Note that the $year element is not simply the last two digits of the year. If you assume it is, then you create non-Y2K-compliant programs--and you wouldn't want to do that, would you?
The proper way to get a complete 4-digit year is simply:
$year += 1900;
And to get the last two digits of the year (e.g., '01' in 2001) do:
$year = sprintf("%02d", $year % 100);
If EXPR is omitted, localtime()
uses the current time (localtime(time)
).
In scalar context, localtime()
returns the ctime(3) value:
$now_string = localtime; # e.g., "Thu Oct 13 04:54:34 1994"

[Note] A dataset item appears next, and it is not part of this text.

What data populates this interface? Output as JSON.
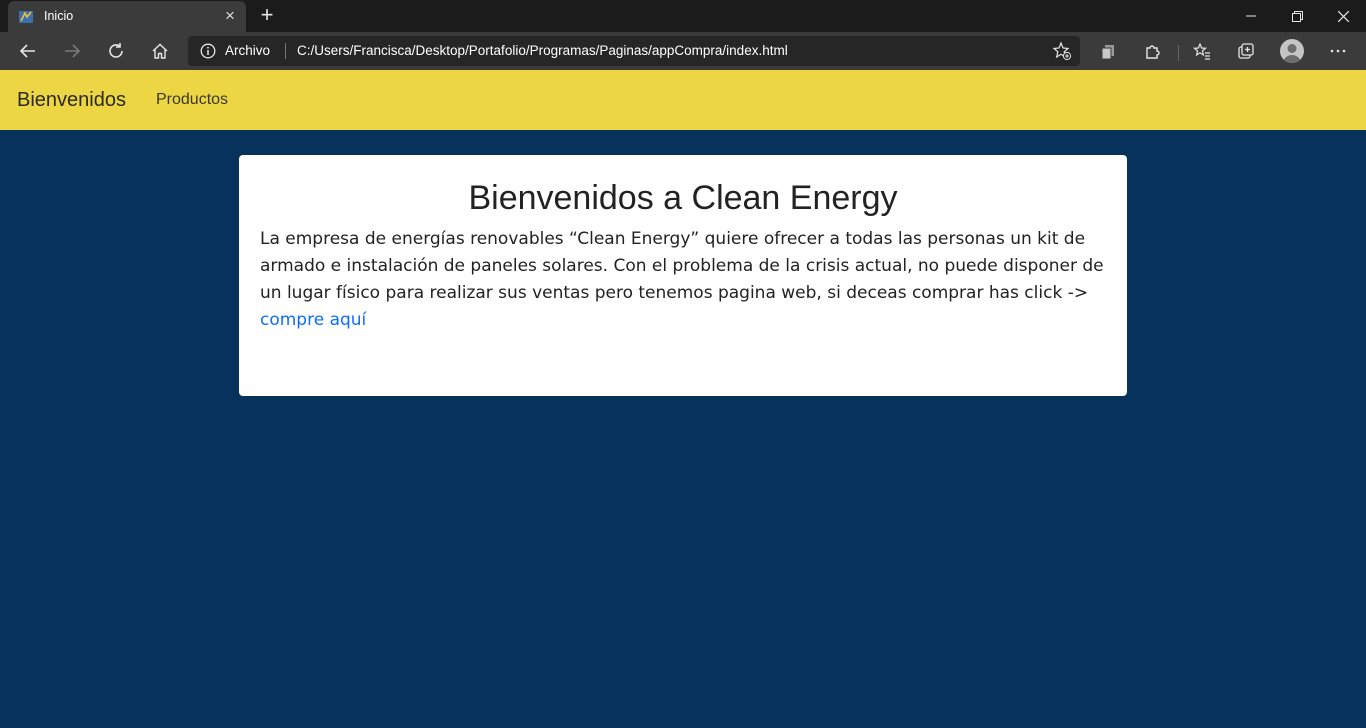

This scalar value is not locale dependent, see perllocale, but instead a Perl builtin. Also see the Time::Local
module (to convert the second, minutes, hours, ... back to seconds since the stroke of midnight the 1st of January 1970, the value returned by time()), and the strftime(3) and mktime(3) functions available via the POSIX module. To get somewhat similar but locale dependent date strings, set up your locale environment variables appropriately (please see perllocale) and try for example:
use POSIX qw(strftime);
$now_string = strftime "%a %b %e %H:%M:%S %Y", localtime;
Note that the %a
and %b
, the short forms of the day of the week and the month of the year, may not necessarily be three characters wide.